前言

最近在学习如何从零实现一个完整的实时数仓项目，便自己想了一个需求练练手。模拟词典工具的PV统计，每个用户查询一次单词便记录到日志，实时统计前5分钟查询的人数。
大概的效果如下，需要注意，生产环境中，这个图在不断更新最近五分钟的数据。也就是说，12点的时候只能看到当天12点前的数据，下面这张图是接近24点才能看到的数据。
在这里插入图片描述

要做这个项目练手的话，首先要解决数据的问题。为了数据看上去合理一些，夜间低，白天高，我一次生成了全天的数据。

import time
import random
from random_words import RandomWords

def gen(rank):
    # 先确认每个小时的查询数目，里面的数都是随机生成的，没有什么特殊含义
    query_nums = []
    for h in range(0, 6):
        query_nums.append(random.randint(1, 10) * rank) # 0点到6点的比较少
    for h in range(6, 12):
        query_nums.append(random.randint(h * 2, h * 3) * rank) # 6点到12点的逐渐增多
    for h in range(12, 24):
        query_nums.append(random.randint((24 - h) * 2, (24 - h) * 3) * rank) # 12点到24点逐渐减少
    print("每小时访问数"+str(query_nums))
    print("总访问数："+str(sum(query_nums)))
    rw = RandomWords() # 用于随机生成一个单词
    terminals = ["pc", "android", "iphone"] # 终端，可以分析维度
    zero_ts = time.mktime(time.strptime("2021-01-04 00:00:00", "%Y-%m-%d %H:%M:%S")) # 时间戳的起点
    res = []
    for hour in range(24):
        for cnt in range(0, query_nums[hour]): # 生成每小时的具体访问记录
            user_id = random.randint(50, 100)
            word = rw.random_word()
            terminal = terminals[random.randint(0, 2)]
            ts = str(int(zero_ts) + hour * 3600 + random.randint(0, 3600))
            res.append((str(user_id), word, terminal,ts))
    res.sort(key=lambda x: x[3]) # 按时间戳排序
    # 写入文件
    with open("./user_word.log", mode="w", encoding="utf-8") as f:
        for r in res:
            f.write(",".join(r) + "\n")
def check():
    # 查看生成数据的情况
    with open("./user_word_3k+.log", mode="r", encoding="utf-8") as f:
        for line in f:
            strs = line.split(",")
            dt = time.strftime("%Y-%m-%d %H:%M:%S", time.localtime(int(strs[3])))
            print(line.strip("\n")+","+dt)
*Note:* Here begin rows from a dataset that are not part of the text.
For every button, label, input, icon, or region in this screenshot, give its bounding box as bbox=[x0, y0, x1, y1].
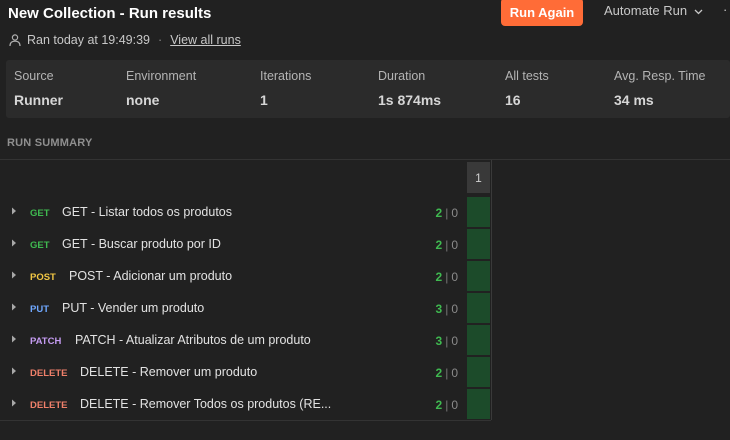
method-badge: GET bbox=[30, 240, 50, 251]
count-separator: | bbox=[445, 366, 449, 380]
test-counts: 2 | 0 bbox=[436, 206, 459, 220]
request-name[interactable]: POST - Adicionar um produto bbox=[69, 269, 232, 283]
failed-count: 0 bbox=[451, 334, 458, 348]
iteration-result-cell[interactable] bbox=[467, 229, 490, 259]
stat-all-tests: All tests 16 bbox=[505, 69, 549, 108]
divider bbox=[0, 420, 491, 421]
stat-value: 16 bbox=[505, 92, 521, 108]
user-icon bbox=[8, 33, 22, 47]
request-name[interactable]: DELETE - Remover Todos os produtos (RE..… bbox=[80, 397, 331, 411]
run-summary-heading: RUN SUMMARY bbox=[7, 137, 93, 149]
count-separator: | bbox=[445, 270, 449, 284]
stat-value: 1s 874ms bbox=[378, 92, 442, 108]
stat-duration: Duration 1s 874ms bbox=[378, 69, 441, 108]
count-separator: | bbox=[445, 398, 449, 412]
grid-divider bbox=[491, 160, 492, 420]
automate-run-button[interactable]: Automate Run bbox=[604, 3, 703, 18]
iteration-result-cell[interactable] bbox=[467, 389, 490, 419]
method-badge: PATCH bbox=[30, 336, 62, 347]
stat-avg-resp-time: Avg. Resp. Time 34 ms bbox=[614, 69, 705, 108]
ran-time-text: Ran today at 19:49:39 bbox=[27, 33, 151, 47]
stat-label: Environment bbox=[126, 69, 197, 83]
stat-label: Duration bbox=[378, 69, 426, 83]
iteration-result-cell[interactable] bbox=[467, 293, 490, 323]
run-meta: Ran today at 19:49:39 · View all runs bbox=[8, 33, 241, 47]
run-stats-panel: Source Runner Environment none Iteration… bbox=[6, 60, 730, 118]
test-counts: 2 | 0 bbox=[436, 270, 459, 284]
chevron-right-icon[interactable] bbox=[11, 239, 17, 249]
test-counts: 3 | 0 bbox=[436, 302, 459, 316]
passed-count: 2 bbox=[435, 398, 443, 412]
run-again-button[interactable]: Run Again bbox=[501, 0, 583, 26]
passed-count: 2 bbox=[435, 270, 443, 284]
failed-count: 0 bbox=[451, 366, 458, 380]
request-row[interactable]: PUT PUT - Vender um produto 3 | 0 bbox=[0, 292, 491, 324]
method-badge: DELETE bbox=[30, 400, 68, 411]
stat-iterations: Iterations 1 bbox=[260, 69, 311, 108]
passed-count: 2 bbox=[435, 366, 443, 380]
meta-separator: · bbox=[158, 33, 163, 47]
count-separator: | bbox=[445, 238, 449, 252]
method-badge: DELETE bbox=[30, 368, 68, 379]
failed-count: 0 bbox=[451, 206, 458, 220]
failed-count: 0 bbox=[451, 238, 458, 252]
stat-value: 1 bbox=[260, 92, 268, 108]
chevron-right-icon[interactable] bbox=[11, 367, 17, 377]
test-counts: 2 | 0 bbox=[436, 398, 459, 412]
stat-label: Iterations bbox=[260, 69, 312, 83]
stat-value: 34 ms bbox=[614, 92, 654, 108]
stat-environment: Environment none bbox=[126, 69, 196, 108]
method-badge: PUT bbox=[30, 304, 49, 315]
request-name[interactable]: PUT - Vender um produto bbox=[62, 301, 204, 315]
iteration-result-cell[interactable] bbox=[467, 261, 490, 291]
stat-source: Source Runner bbox=[14, 69, 63, 108]
more-options-icon[interactable]: · bbox=[723, 2, 727, 17]
passed-count: 2 bbox=[435, 206, 443, 220]
method-badge: POST bbox=[30, 272, 56, 283]
stat-value: Runner bbox=[14, 92, 63, 108]
failed-count: 0 bbox=[451, 302, 458, 316]
request-row[interactable]: PATCH PATCH - Atualizar Atributos de um p… bbox=[0, 324, 491, 356]
chevron-right-icon[interactable] bbox=[11, 271, 17, 281]
passed-count: 3 bbox=[435, 334, 443, 348]
chevron-down-icon bbox=[694, 3, 703, 18]
chevron-right-icon[interactable] bbox=[11, 303, 17, 313]
request-name[interactable]: GET - Buscar produto por ID bbox=[62, 237, 221, 251]
count-separator: | bbox=[445, 302, 449, 316]
test-counts: 2 | 0 bbox=[436, 366, 459, 380]
stat-label: All tests bbox=[505, 69, 549, 83]
iteration-result-cell[interactable] bbox=[467, 357, 490, 387]
test-counts: 3 | 0 bbox=[436, 334, 459, 348]
iteration-result-cell[interactable] bbox=[467, 197, 490, 227]
request-name[interactable]: GET - Listar todos os produtos bbox=[62, 205, 232, 219]
chevron-right-icon[interactable] bbox=[11, 335, 17, 345]
request-row[interactable]: GET GET - Listar todos os produtos 2 | 0 bbox=[0, 196, 491, 228]
passed-count: 2 bbox=[435, 238, 443, 252]
passed-count: 3 bbox=[435, 302, 443, 316]
count-separator: | bbox=[445, 206, 449, 220]
failed-count: 0 bbox=[451, 270, 458, 284]
iteration-header[interactable]: 1 bbox=[467, 162, 490, 193]
request-name[interactable]: PATCH - Atualizar Atributos de um produt… bbox=[75, 333, 311, 347]
iteration-result-cell[interactable] bbox=[467, 325, 490, 355]
request-row[interactable]: DELETE DELETE - Remover Todos os produtos… bbox=[0, 388, 491, 420]
chevron-right-icon[interactable] bbox=[11, 207, 17, 217]
stat-value: none bbox=[126, 92, 160, 108]
stat-label: Avg. Resp. Time bbox=[614, 69, 706, 83]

if __name__ == '__main__':
    gen(10) # rank用来控制生成数据的量级,10大概是3.5k条，100大概是3.5w条
    # check()

下面是三千多条的情况，隔两三分钟差不多有一条数据（三万多条的话，差不多每分钟都有访问）
在这里插入图片描述

代码

Flume

flume动态的监测着另一个文件，将刚刚生成的数据缓慢的一条条追加到kafka。

这些数据不能直接cat到kafka，而是按照他对应的小时和分钟一点点交给kafka。因为kafka不保证数据的有序性，如果一次全部提交这么多数据，flink的窗口会漏掉不少数据。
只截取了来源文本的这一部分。